そして、少なからず顔の筋肉がひきつっている私を見ても、レイはいつもと変わらず、にこやかに話しかけてきた。
「あっ、お嬢様、勉学お疲れ様でした」
「ど、どうも」
「最近、私の筋肉がより一層輝いて見えるのです。また私は美しくなってしまいそうで恐いです」
「は、はは……」
ふう……全くこいつは……
あっ、そうだ。
とりあえず、あれを確認しとかなきゃな。
「あのね」
私はニコッと笑いながら言った。
「握手してみて。私の手、やわらかいんだよ」
「そうなのですか。では、失礼いたします」
ところで、とレイは私の手を握りながら言った。
「お嬢様は今日もお美しいですね。私の次にお美しいでございます」
「は、はは……」
これだよ。
褒められてんだか、自分の美貌を再確認してんだか分かりゃしない。
まあ、いいや。
とにかく、早くチェックしなくちゃ。
「ねぇ、レイ」
私は、自分の目を指さしながら言った。
「私の目に、ゴミが入ってないかな? ちょっと痛いんだけど」
「さようでございますか。
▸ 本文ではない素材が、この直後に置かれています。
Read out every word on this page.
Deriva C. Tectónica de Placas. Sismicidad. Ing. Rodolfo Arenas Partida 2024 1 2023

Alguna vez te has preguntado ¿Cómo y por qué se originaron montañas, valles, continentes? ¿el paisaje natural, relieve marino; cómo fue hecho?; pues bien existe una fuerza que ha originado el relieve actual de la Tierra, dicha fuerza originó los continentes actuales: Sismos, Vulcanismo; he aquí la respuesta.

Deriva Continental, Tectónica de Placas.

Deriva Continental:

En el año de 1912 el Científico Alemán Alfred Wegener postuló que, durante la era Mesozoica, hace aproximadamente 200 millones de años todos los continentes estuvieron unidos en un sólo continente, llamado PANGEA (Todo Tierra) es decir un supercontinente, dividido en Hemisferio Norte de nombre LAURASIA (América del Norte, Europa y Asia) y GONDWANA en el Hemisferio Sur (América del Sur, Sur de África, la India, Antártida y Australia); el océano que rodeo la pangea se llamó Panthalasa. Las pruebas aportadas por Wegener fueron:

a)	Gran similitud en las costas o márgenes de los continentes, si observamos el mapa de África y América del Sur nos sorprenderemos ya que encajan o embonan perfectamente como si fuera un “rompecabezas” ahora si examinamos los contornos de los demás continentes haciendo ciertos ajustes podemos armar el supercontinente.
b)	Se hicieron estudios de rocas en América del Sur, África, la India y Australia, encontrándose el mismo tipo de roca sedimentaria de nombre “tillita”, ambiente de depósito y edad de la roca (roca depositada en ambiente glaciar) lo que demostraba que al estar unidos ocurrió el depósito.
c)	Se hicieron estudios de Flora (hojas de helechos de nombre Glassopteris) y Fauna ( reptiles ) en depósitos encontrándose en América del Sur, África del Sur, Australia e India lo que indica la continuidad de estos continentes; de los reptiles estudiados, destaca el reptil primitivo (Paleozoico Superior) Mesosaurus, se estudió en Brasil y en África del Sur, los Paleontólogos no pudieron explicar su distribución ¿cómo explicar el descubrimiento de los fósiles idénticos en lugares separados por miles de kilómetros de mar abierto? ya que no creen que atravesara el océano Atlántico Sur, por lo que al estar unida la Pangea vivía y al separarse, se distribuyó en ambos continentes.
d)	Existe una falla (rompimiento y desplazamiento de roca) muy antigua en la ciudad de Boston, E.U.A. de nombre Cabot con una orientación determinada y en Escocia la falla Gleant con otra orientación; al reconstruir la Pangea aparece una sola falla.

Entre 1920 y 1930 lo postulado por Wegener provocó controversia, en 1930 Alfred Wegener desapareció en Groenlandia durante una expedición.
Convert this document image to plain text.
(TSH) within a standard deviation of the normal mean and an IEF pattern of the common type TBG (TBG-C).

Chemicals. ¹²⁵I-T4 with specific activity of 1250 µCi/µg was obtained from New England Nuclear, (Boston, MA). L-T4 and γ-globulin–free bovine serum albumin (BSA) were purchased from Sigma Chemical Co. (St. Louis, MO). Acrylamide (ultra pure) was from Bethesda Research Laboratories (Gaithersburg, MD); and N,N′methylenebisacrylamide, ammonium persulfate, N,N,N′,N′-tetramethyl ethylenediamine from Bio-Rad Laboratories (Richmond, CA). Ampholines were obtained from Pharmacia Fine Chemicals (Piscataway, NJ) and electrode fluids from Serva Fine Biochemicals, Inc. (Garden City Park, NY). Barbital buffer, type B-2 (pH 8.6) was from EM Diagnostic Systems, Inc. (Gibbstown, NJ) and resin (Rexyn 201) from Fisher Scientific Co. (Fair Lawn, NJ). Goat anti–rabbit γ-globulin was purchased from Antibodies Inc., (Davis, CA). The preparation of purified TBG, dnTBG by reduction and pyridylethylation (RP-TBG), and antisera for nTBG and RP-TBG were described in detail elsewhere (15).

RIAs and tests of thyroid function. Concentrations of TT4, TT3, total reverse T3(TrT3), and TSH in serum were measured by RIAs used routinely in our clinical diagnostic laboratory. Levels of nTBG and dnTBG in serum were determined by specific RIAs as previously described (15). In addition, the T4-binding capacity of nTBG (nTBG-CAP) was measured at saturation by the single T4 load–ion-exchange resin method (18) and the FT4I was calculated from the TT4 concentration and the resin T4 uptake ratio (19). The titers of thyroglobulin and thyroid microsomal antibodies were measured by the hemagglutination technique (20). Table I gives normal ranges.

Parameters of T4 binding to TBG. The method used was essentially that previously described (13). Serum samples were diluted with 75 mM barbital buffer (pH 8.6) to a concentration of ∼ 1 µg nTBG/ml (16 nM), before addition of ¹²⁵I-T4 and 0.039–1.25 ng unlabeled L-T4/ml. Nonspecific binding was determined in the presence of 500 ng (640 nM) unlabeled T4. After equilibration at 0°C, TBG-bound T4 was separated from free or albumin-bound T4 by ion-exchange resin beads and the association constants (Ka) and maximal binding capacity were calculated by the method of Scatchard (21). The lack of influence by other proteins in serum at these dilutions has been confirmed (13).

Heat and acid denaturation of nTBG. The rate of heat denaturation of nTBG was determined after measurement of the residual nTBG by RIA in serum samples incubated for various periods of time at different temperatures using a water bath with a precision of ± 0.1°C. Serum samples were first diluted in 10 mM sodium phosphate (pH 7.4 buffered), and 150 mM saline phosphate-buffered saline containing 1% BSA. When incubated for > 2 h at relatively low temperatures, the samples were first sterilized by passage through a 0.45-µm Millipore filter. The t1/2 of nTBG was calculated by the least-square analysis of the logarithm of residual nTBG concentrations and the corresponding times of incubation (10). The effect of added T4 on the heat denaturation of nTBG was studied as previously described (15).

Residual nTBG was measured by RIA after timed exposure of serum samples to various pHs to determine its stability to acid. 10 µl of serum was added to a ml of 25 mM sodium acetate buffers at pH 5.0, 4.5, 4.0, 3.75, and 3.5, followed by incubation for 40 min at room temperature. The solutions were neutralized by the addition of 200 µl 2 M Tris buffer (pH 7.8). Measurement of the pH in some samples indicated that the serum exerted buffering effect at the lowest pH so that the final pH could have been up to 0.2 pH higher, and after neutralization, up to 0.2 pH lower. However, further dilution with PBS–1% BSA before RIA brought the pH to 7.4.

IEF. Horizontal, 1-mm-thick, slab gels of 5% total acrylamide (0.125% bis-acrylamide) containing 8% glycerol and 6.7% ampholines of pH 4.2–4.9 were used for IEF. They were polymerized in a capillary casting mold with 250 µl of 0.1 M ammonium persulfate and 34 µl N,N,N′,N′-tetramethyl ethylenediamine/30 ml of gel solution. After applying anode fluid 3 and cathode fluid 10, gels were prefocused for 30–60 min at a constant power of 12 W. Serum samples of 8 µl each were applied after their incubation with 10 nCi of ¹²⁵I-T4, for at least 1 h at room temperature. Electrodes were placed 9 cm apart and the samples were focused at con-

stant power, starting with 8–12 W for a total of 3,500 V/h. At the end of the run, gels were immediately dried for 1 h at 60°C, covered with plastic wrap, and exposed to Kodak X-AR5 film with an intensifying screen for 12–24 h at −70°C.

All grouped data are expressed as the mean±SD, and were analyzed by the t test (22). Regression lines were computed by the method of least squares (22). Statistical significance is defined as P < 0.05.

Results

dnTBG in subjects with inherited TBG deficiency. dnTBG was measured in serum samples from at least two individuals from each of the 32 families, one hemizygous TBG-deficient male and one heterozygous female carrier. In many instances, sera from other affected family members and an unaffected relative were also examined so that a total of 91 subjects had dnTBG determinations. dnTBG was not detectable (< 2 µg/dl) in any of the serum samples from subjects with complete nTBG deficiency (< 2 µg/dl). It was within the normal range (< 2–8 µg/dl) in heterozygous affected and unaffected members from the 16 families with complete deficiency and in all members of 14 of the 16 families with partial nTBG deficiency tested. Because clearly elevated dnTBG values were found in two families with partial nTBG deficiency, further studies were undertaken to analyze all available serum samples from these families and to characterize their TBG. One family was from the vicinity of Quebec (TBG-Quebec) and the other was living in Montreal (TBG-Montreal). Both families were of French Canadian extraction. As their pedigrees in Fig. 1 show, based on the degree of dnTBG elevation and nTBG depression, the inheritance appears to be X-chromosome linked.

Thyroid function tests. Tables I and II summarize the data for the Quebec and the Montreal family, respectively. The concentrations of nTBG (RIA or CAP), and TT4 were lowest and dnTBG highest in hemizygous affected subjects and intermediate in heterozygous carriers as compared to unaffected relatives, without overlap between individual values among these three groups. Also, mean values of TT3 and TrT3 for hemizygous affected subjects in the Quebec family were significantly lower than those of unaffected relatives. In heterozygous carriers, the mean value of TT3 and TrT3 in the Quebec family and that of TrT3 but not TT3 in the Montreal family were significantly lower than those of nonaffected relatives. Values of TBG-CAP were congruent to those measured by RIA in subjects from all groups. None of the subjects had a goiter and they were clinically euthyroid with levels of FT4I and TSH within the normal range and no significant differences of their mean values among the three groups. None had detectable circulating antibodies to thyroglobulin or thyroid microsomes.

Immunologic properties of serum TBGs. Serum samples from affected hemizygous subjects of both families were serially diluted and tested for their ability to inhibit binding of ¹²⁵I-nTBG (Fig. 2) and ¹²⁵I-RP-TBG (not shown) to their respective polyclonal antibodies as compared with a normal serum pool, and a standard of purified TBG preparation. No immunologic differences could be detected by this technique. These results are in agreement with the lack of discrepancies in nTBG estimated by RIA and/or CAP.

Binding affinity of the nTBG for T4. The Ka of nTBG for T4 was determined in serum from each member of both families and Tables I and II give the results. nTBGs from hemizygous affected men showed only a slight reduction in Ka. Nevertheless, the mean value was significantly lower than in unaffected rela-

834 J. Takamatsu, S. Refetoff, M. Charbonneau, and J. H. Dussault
では、ダイヤのように輝ける私の瞳で確認してみましょう」
「た、頼むね……」
こいつは、普通の言葉で会話はできないのかな。
まあ、いいや。
これで視線が合うはず。
視線よ、からまれ。
視線よ、出会え。
ピタッ。
おっ!
さっそく、目が合った!
1
2
3
4
5
スパン!
き、きた!
私の脳内に数字が浮かんできた!
さあ、どうだ!
今日の数字はどうなんだ!
――気になる数字は!?
「え!」
な、なんと!
87%――!!!!!
うわっ!
さらに2%上がってる!
やっぱり、私とレイは相性が抜群に良いんだ。
そう。
この数字の凄さが、私がレイのストーカーまがいのつきまとわりを許している理由。
本当に、こんな数字は、生まれて初めてだ。